Fonte: Secretaria de Comunicação Social da Presidência da República
Biografia
José Vicente: do inconformismo do racismo à criação da Universidade Zumbi dos Palmares
Published
2 meses agoon
27 de outubro de 2024
Fundador e reitor da Zumbi destaca que a criação da instituição foi e continua importante na institucionalização das cotas para negros e outras ações afirmativas. Ele é a personalidade homenageada do 18º Prêmio Top Educação
Oriundo de família rural e nascido em Marília, SP, o então entregador de biscoitos José Vicente se tornou advogado e doutor em educação. Há quase 30 anos é uma das pessoas mais atuantes na quebra do racismo estrutural e das desigualdades brasileiras. Os feitos de seus trabalhos têm gerado resultados expressivos. Um de seus marcos é a criação, em 2001, da Universidade Zumbi dos Palmares, na cidade de SP, o qual é o reitor (o primeiro vestibular veio em 2003).

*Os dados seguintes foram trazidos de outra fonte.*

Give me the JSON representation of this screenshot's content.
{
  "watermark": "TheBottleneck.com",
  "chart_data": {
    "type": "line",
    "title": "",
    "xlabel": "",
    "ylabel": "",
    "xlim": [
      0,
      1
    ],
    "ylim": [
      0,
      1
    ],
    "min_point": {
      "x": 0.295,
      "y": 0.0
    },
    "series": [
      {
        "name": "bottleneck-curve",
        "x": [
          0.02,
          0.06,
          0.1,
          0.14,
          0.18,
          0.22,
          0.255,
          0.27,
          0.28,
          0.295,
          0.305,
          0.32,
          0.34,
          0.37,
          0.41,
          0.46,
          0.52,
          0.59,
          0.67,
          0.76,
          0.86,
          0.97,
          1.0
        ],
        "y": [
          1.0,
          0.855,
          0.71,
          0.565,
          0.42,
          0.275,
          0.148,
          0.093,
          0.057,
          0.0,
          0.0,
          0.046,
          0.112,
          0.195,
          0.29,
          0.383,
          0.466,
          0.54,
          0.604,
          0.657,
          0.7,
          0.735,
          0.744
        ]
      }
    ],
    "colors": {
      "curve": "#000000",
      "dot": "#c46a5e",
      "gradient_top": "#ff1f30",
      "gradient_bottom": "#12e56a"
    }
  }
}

É por conta da criação da Zumbi e de muitos outros trabalhos de impacto social que José Vicente é a personalidade homenageada do 18º Prêmio Top Educação* (saiba mais no final da entrevista), da revista Educação.

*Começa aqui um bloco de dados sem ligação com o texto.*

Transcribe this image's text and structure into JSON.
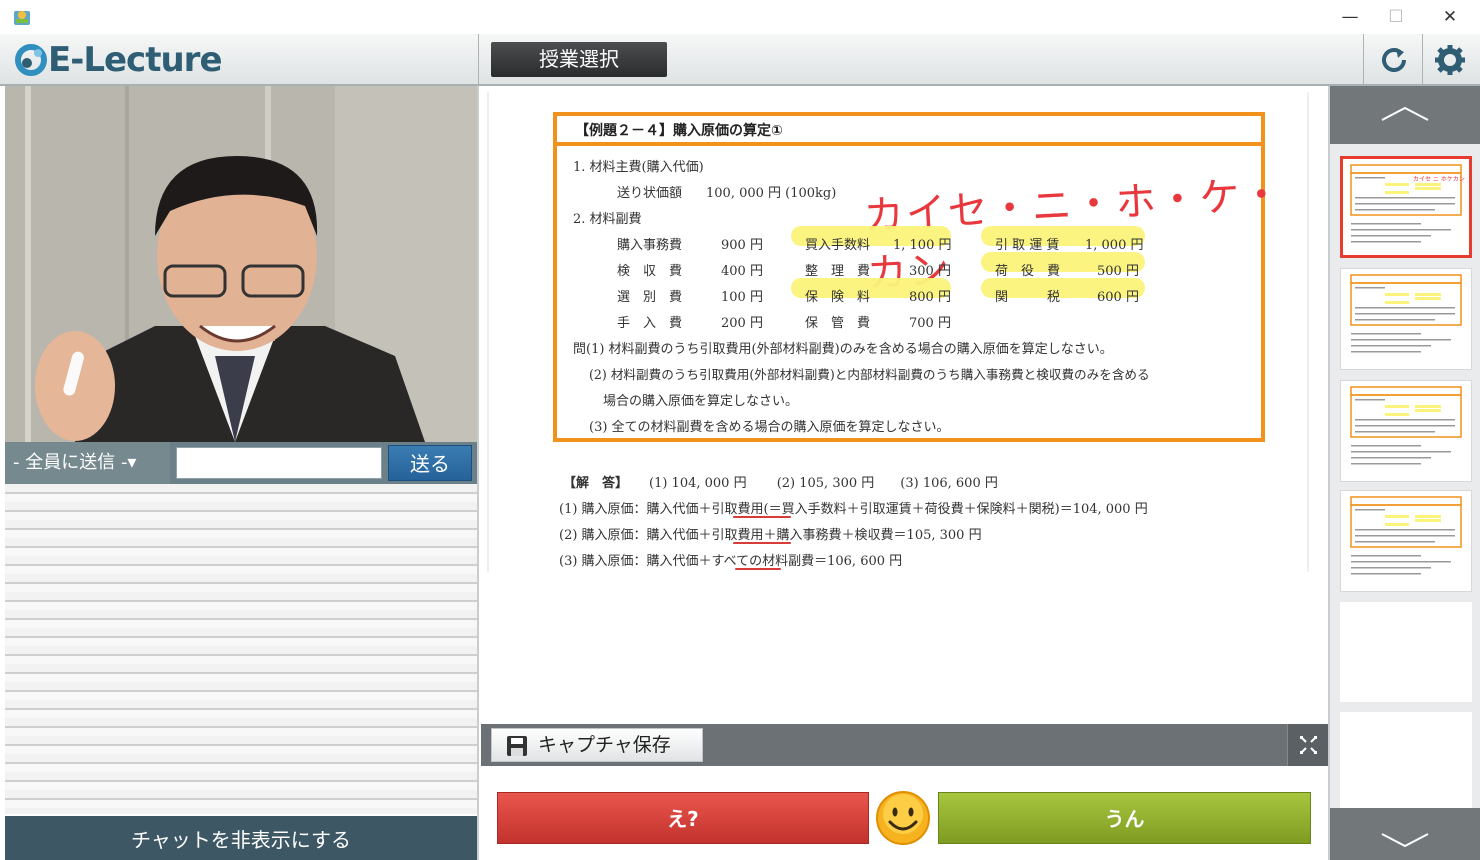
{
  "app": {
    "name": "E-Lecture",
    "lesson_select": "授業選択"
  },
  "chat": {
    "to_all": "- 全員に送信 -▾",
    "input_value": "",
    "send": "送る",
    "hide": "チャットを非表示にする"
  },
  "doc": {
    "title": "【例題２－４】購入原価の算定①",
    "l1": "1.  材料主費(購入代価)",
    "l2a": "送り状価額",
    "l2b": "100, 000 円 (100kg)",
    "l3": "2.  材料副費",
    "rows": [
      [
        "購入事務費",
        "900 円",
        "買入手数料",
        "1, 100 円",
        "引 取 運 賃",
        "1, 000 円"
      ],
      [
        "検　収　費",
        "400 円",
        "整　理　費",
        "300 円",
        "荷　役　費",
        "500 円"
      ],
      [
        "選　別　費",
        "100 円",
        "保　険　料",
        "800 円",
        "関　　　税",
        "600 円"
      ],
      [
        "手　入　費",
        "200 円",
        "保　管　費",
        "700 円",
        "",
        ""
      ]
    ],
    "q1": "問(1)  材料副費のうち引取費用(外部材料副費)のみを含める場合の購入原価を算定しなさい。",
    "q2a": "(2)  材料副費のうち引取費用(外部材料副費)と内部材料副費のうち購入事務費と検収費のみを含める",
    "q2b": "場合の購入原価を算定しなさい。",
    "q3": "(3)  全ての材料副費を含める場合の購入原価を算定しなさい。",
    "handwriting": "カイセ・ニ・ホ・ケ・カン",
    "answer_head": "【解　答】",
    "answer_vals": "(1) 104, 000 円　　 (2) 105, 300 円　　(3) 106, 600 円",
    "a1": "(1)  購入原価：購入代価＋引取費用(＝買入手数料＋引取運賃＋荷役費＋保険料＋関税)＝104, 000 円",
    "a2": "(2)  購入原価：購入代価＋引取費用＋購入事務費＋検収費＝105, 300 円",
    "a3": "(3)  購入原価：購入代価＋すべての材料副費＝106, 600 円"
  },
  "toolbar": {
    "capture": "キャプチャ保存"
  },
  "reactions": {
    "eh": "え?",
    "un": "うん"
  },
  "colors": {
    "accent_orange": "#f0921c",
    "highlight": "#fbf37a",
    "red": "#e63c2f",
    "green": "#8fb02c",
    "header_dark": "#3d5864"
  }
}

Confira, a seguir, a entrevista com José, que é colunista em grandes veículos jornalísticos e membro de conselhos renomados, incluindo o conselho editorial da revista Ensino Superior.
O que te levou a fundar a Universidade Zumbi dos Palmares?
Foi a constatação e o inconformismo da exclusão do negro do ensino superior público e privado e a total ausência de qualquer tipo de debate do impacto da discriminação e do racismo nos ambientes educacionais em São Paulo e no Brasil. Na época da fundação da Zumbi dos Palmares, por exemplo, os negros representavam 2% do corpo discente da Universidade de São Paulo (USP).
A criação da Universidade Zumbi dos Palmares foi o ponto de disrupção na condução dessas agendas no nosso país.
Criada em 2001, registrada em 2002 e com seu primeiro vestibular em 2003, a Zumbi é a primeira e ainda única universidade negra do país e da América do Sul.
Foi a partir da sua constituição e experiência que as demais instituições e governo se encorajaram na institucionalização das cotas para negros e outras ações afirmativas. Nos seus 20 anos de existência, a Zumbi foi importantíssima na sustentação e consolidação do processo das ações afirmativas, nas universidades, governos, nas instituições da sociedade civil e na arregimentação e sensibilização do ambiente corporativo público e privado.
A Zumbi foi a criadora da Iniciativa Empresarial pela Igualdade Racial, o mais importante movimento empresarial de combate à discriminação no mercado corporativo, envolvendo mais de 100 empresas e instituições nessa ação. Criou também o Fórum Internacional de Equidade Racial Empresarial, o Índice de Equidade Racial Empresarial, e o primeiro Curso de Formação de Conselheiros Negros Empresariais das Américas.
Nessas duas décadas de história, como avalia o trabalho da Zumbi na inclusão da população negra no ensino superior e no mercado de trabalho?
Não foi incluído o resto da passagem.